The lawsuit was filed in Federal Court, in the Eastern District of Tennessee, according to officials.

COCKE COUNTY, Tenn. — The Cocke County sheriff and jailers are facing a federal class-action civil rights lawsuit, according to court records.

A lawsuit filed in the U.S. District Court Eastern District of Tennessee on January 11, 2021 claims the Cocke County Jail has been unable to "protect the safety and security of inmates" due to severe overcrowding and under-staffing.

The lawsuit cited public statements Sheriff Armando Fontes made about the jail. He went on record with 10News in February 2020 -- saying the jail was "grossly overcrowded and understaffed" and that there was a "serious risk of safety, and a serious liability for the county.” 

Officials said the lawsuit is for the "hundreds" of inmates injured by assaults over the last 8 to 10 years. It is seeking $30 million in compensatory and punitive damages: $15 million to recover compensatory damages, and another $15 million for punitive damages.

It said the jail is consistently the second-most crowded in Tennessee, had exceeded its 120-person maximum capacity for more than eight consecutive years, and that there had not been any effort by jail officials to separate violent offenders from non-violent ones.

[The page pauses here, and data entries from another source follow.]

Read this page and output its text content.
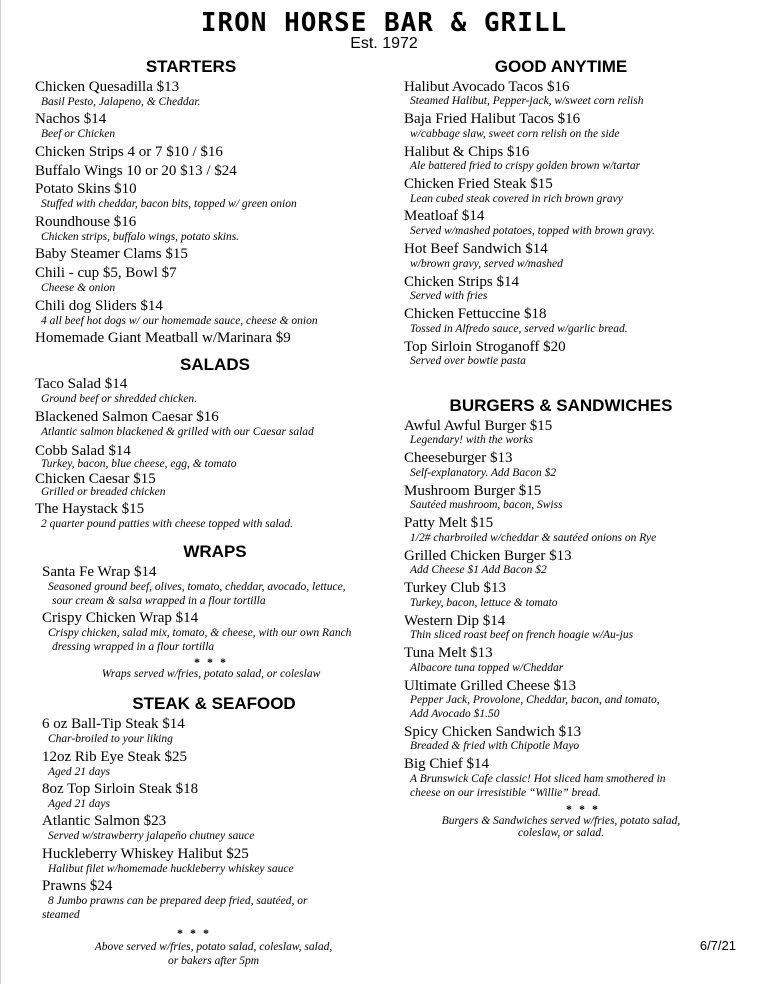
IRON HORSE BAR & GRILL
Est. 1972
STARTERS
Chicken Quesadilla $13
Basil Pesto, Jalapeno, & Cheddar.
Nachos $14
Beef or Chicken
Chicken Strips 4 or 7 $10 / $16
Buffalo Wings 10 or 20 $13 / $24
Potato Skins $10
Stuffed with cheddar, bacon bits, topped w/ green onion
Roundhouse $16
Chicken strips, buffalo wings, potato skins.
Baby Steamer Clams $15
Chili - cup $5, Bowl $7
Cheese & onion
Chili dog Sliders $14
4 all beef hot dogs w/ our homemade sauce, cheese & onion
Homemade Giant Meatball w/Marinara $9
SALADS
Taco Salad $14
Ground beef or shredded chicken.
Blackened Salmon Caesar $16
Atlantic salmon blackened & grilled with our Caesar salad
Cobb Salad $14
Turkey, bacon, blue cheese, egg, & tomato
Chicken Caesar $15
Grilled or breaded chicken
The Haystack $15
2 quarter pound patties with cheese topped with salad.
WRAPS
Santa Fe Wrap $14
Seasoned ground beef, olives, tomato, cheddar, avocado, lettuce,
sour cream & salsa wrapped in a flour tortilla
Crispy Chicken Wrap $14
Crispy chicken, salad mix, tomato, & cheese, with our own Ranch
dressing wrapped in a flour tortilla
* * *
Wraps served w/fries, potato salad, or coleslaw
STEAK & SEAFOOD
6 oz Ball-Tip Steak $14
Char-broiled to your liking
12oz Rib Eye Steak $25
Aged 21 days
8oz Top Sirloin Steak $18
Aged 21 days
Atlantic Salmon $23
Served w/strawberry jalapeño chutney sauce
Huckleberry Whiskey Halibut $25
Halibut filet w/homemade huckleberry whiskey sauce
Prawns $24
8 Jumbo prawns can be prepared deep fried, sautéed, or
steamed
* * *
Above served w/fries, potato salad, coleslaw, salad,
or bakers after 5pm
GOOD ANYTIME
Halibut Avocado Tacos $16
Steamed Halibut, Pepper-jack, w/sweet corn relish
Baja Fried Halibut Tacos $16
w/cabbage slaw, sweet corn relish on the side
Halibut & Chips $16
Ale battered fried to crispy golden brown w/tartar
Chicken Fried Steak $15
Lean cubed steak covered in rich brown gravy
Meatloaf $14
Served w/mashed potatoes, topped with brown gravy.
Hot Beef Sandwich $14
w/brown gravy, served w/mashed
Chicken Strips $14
Served with fries
Chicken Fettuccine $18
Tossed in Alfredo sauce, served w/garlic bread.
Top Sirloin Stroganoff $20
Served over bowtie pasta
BURGERS & SANDWICHES
Awful Awful Burger $15
Legendary! with the works
Cheeseburger $13
Self-explanatory. Add Bacon $2
Mushroom Burger $15
Sautéed mushroom, bacon, Swiss
Patty Melt $15
1/2# charbroiled w/cheddar & sautéed onions on Rye
Grilled Chicken Burger $13
Add Cheese $1 Add Bacon $2
Turkey Club $13
Turkey, bacon, lettuce & tomato
Western Dip $14
Thin sliced roast beef on french hoagie w/Au-jus
Tuna Melt $13
Albacore tuna topped w/Cheddar
Ultimate Grilled Cheese $13
Pepper Jack, Provolone, Cheddar, bacon, and tomato,
Add Avocado $1.50
Spicy Chicken Sandwich $13
Breaded & fried with Chipotle Mayo
Big Chief $14
A Brunswick Cafe classic! Hot sliced ham smothered in
cheese on our irresistible “Willie” bread.
* * *
Burgers & Sandwiches served w/fries, potato salad,
coleslaw, or salad.
6/7/21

The jail was decertified in 2017 for "lax employee training, staffing shortages, inadequate medical care and safety violations," according to the lawsuit.

At the focus of the lawsuit is a beating it claims happened on Jan. 10, 2020. It said inmate Nathaniel Manning had been picked up by officials for a probation violation and placed in a cell with up to 35 other inmates. 

Another inmate started beating him while another held him down, according to the lawsuit. Correction officers were in another facility, too far away to stop the incident, according to the lawsuit.

Manning was taken to a hospital 5 hours after the beating with multiple facial fractures and severe cuts, according to records. He needed surgery, according to the lawsuit.

Credit: Baker Law Firm
Photo exhibit submitted by the The Baker Law Firm of Nathaniel Manning.

Manning was later released on his own recognizance, without paying a bond. The lawsuit claims that the county has adopted a policy of releasing prisoners who are injured and taken to the hospital because by releasing them the county is not responsible for their medical bills.

His bills ended up costing more than $58,000, according to records.